Above is the only one presence of using the module and 'available' key is fetched:

'available': 102005473280


So if you want to reproduce we need to add debug also to the 3rd usage and we can easily confirm during reproduction if available is present or no.

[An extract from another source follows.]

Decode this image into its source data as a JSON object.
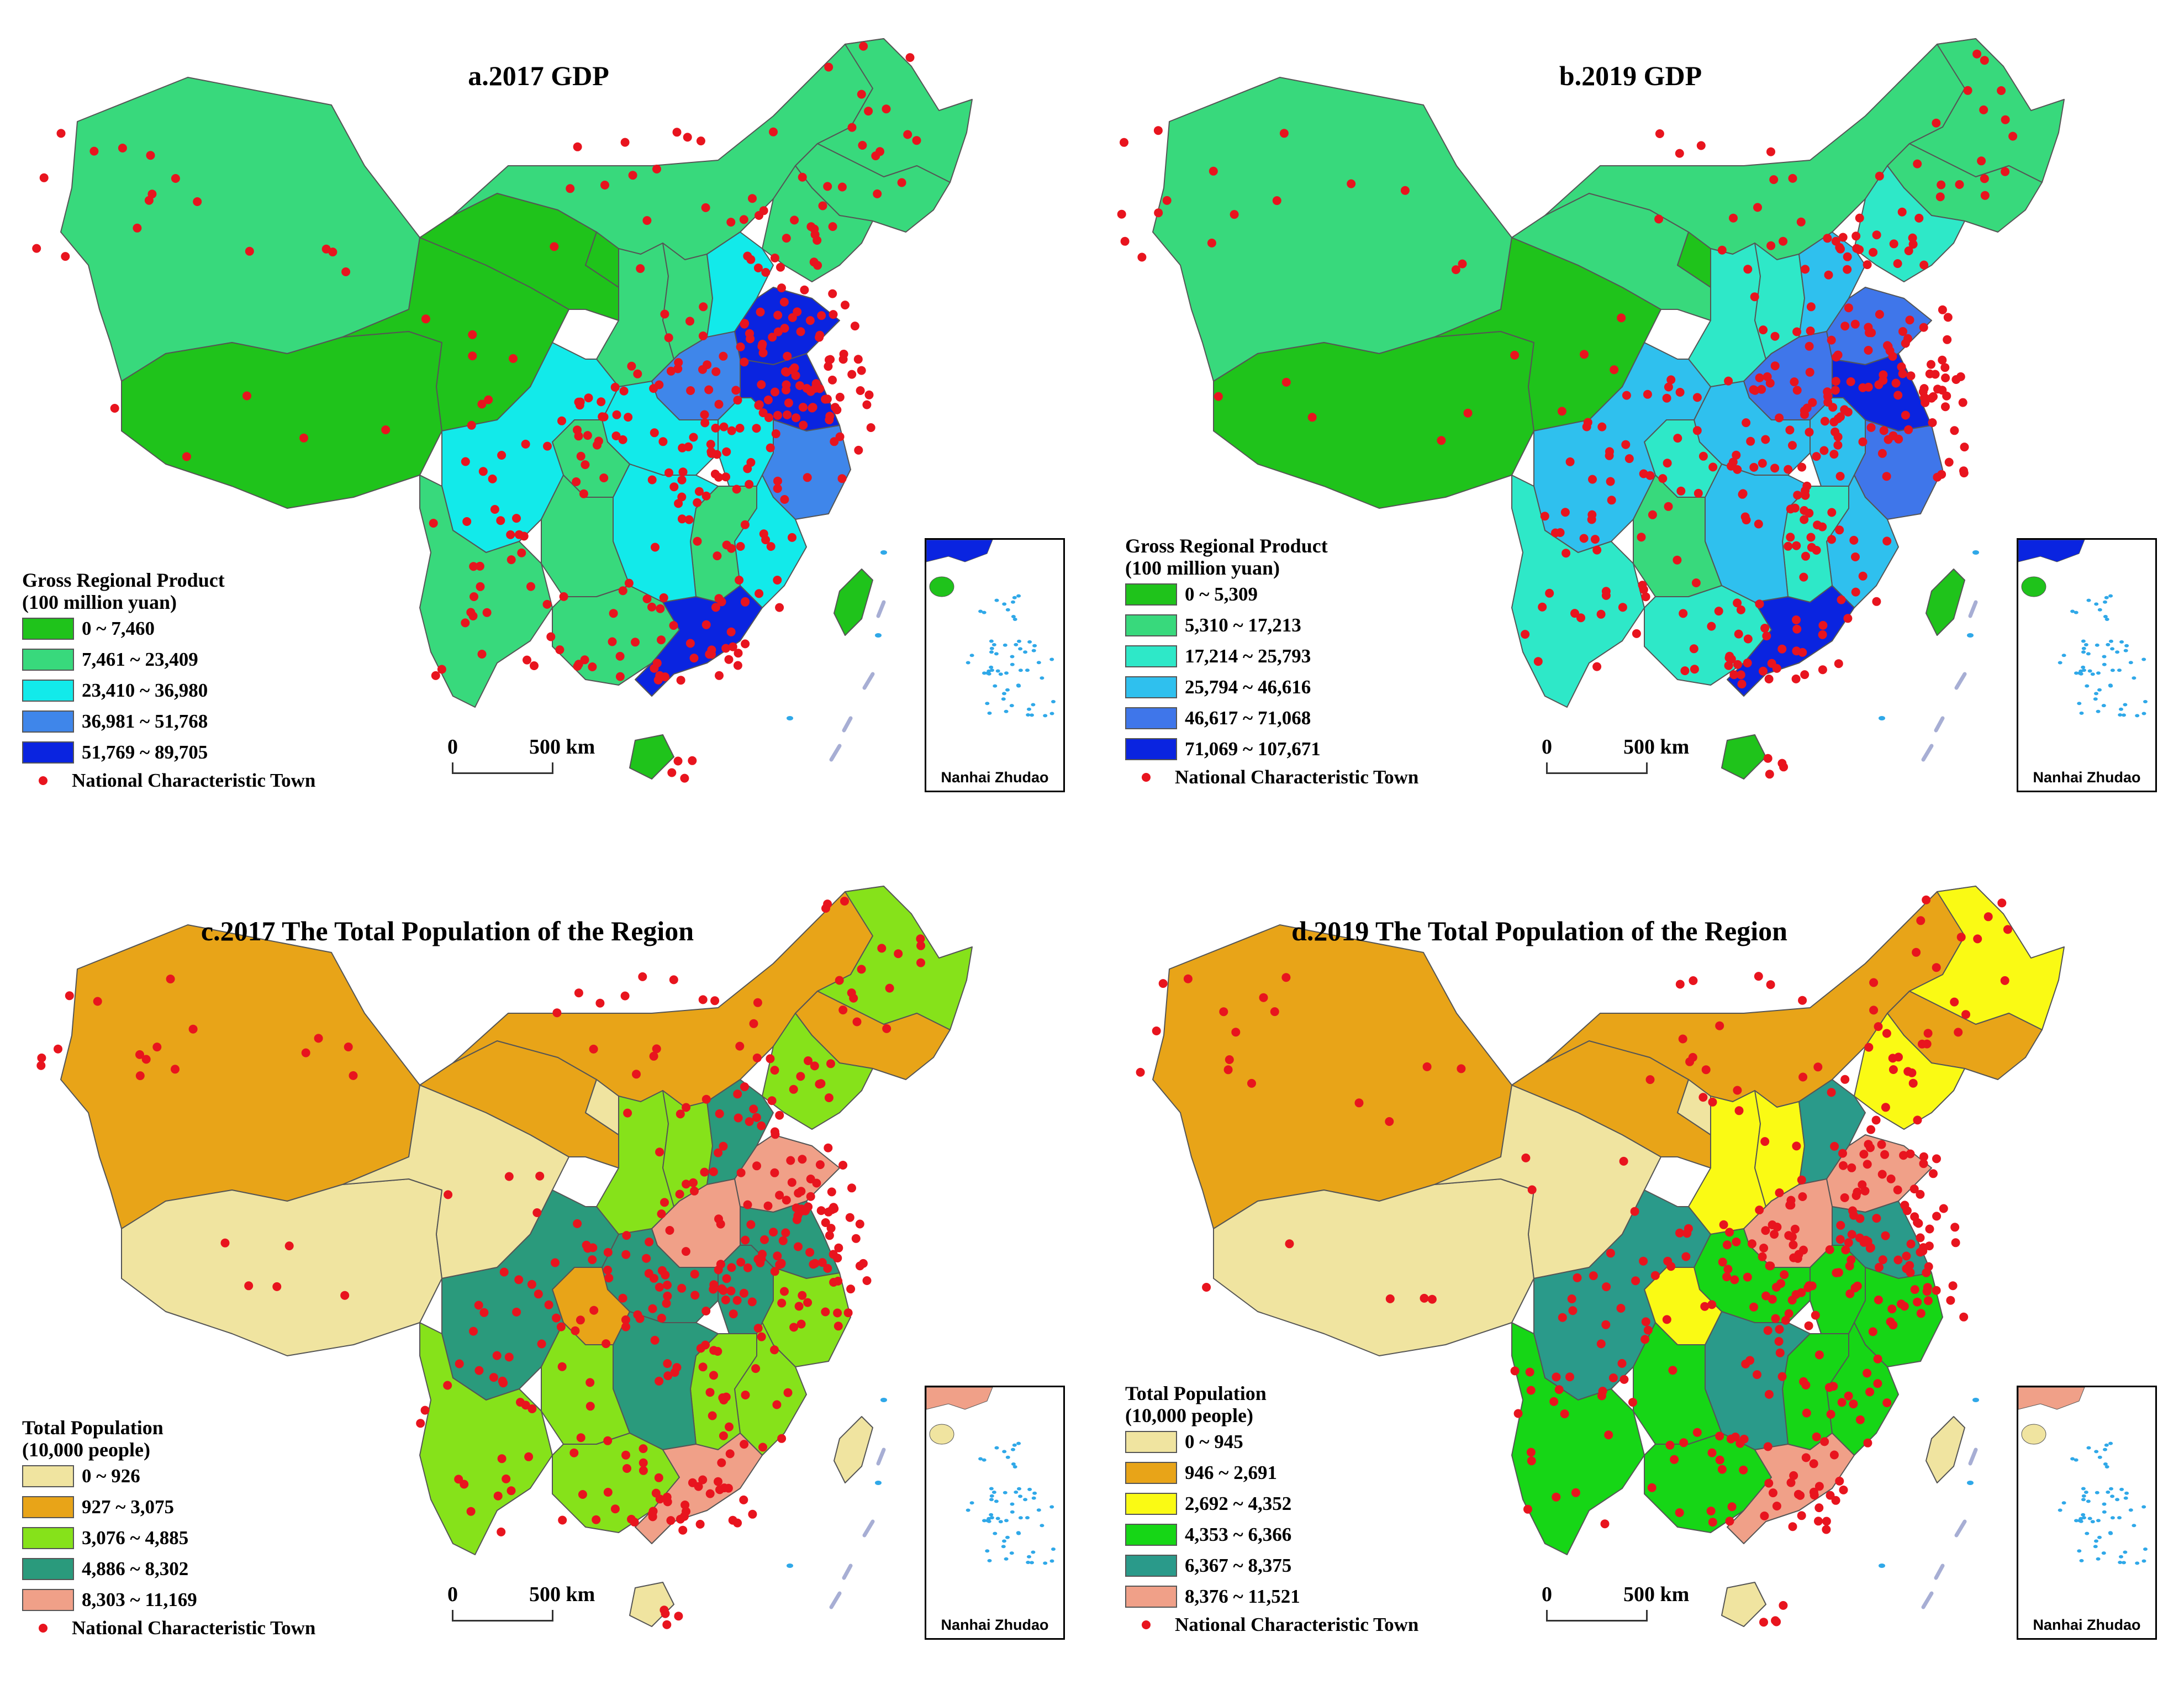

Comment 30 Asaf Rachmani 2020-08-06 08:20:36 UTC

(In reply to Guilherme Santos from comment #26)
> I wouldn't say so Michal... As the activation of the storage domain and all
> the report dealt by vdsm is handled by installation itself under the hood.
> The activation task comes before the failing, so I assume the SD is
> activated by then.
> I can try to disrupt the vdsm in the middle of the installation, after the
> activation task i.e., to try to reproduce it, but not sure. I'll post here
> if I get able to do it.

Were you able to reproduce the issue?

Comment 31 Guilherme Santos 2020-08-31 13:49:29 UTC
(In reply to Asaf Rachmani from comment #30)
> 
> (In reply to Guilherme Santos from comment #26)
> > I wouldn't say so Michal... As the activation of the storage domain and all
> > the report dealt by vdsm is handled by installation itself under the hood.
> > The activation task comes before the failing, so I assume the SD is
> > activated by then.
> > I can try to disrupt the vdsm in the middle of the installation, after the
> > activation task i.e., to try to reproduce it, but not sure. I'll post here
> > if I get able to do it.
> 
> Were you able to reproduce the issue?

I wasn't

Comment 32 Asaf Rachmani 2020-09-01 09:11:22 UTC
Following comment 14 and comment 31 closing it as WORKSFORME.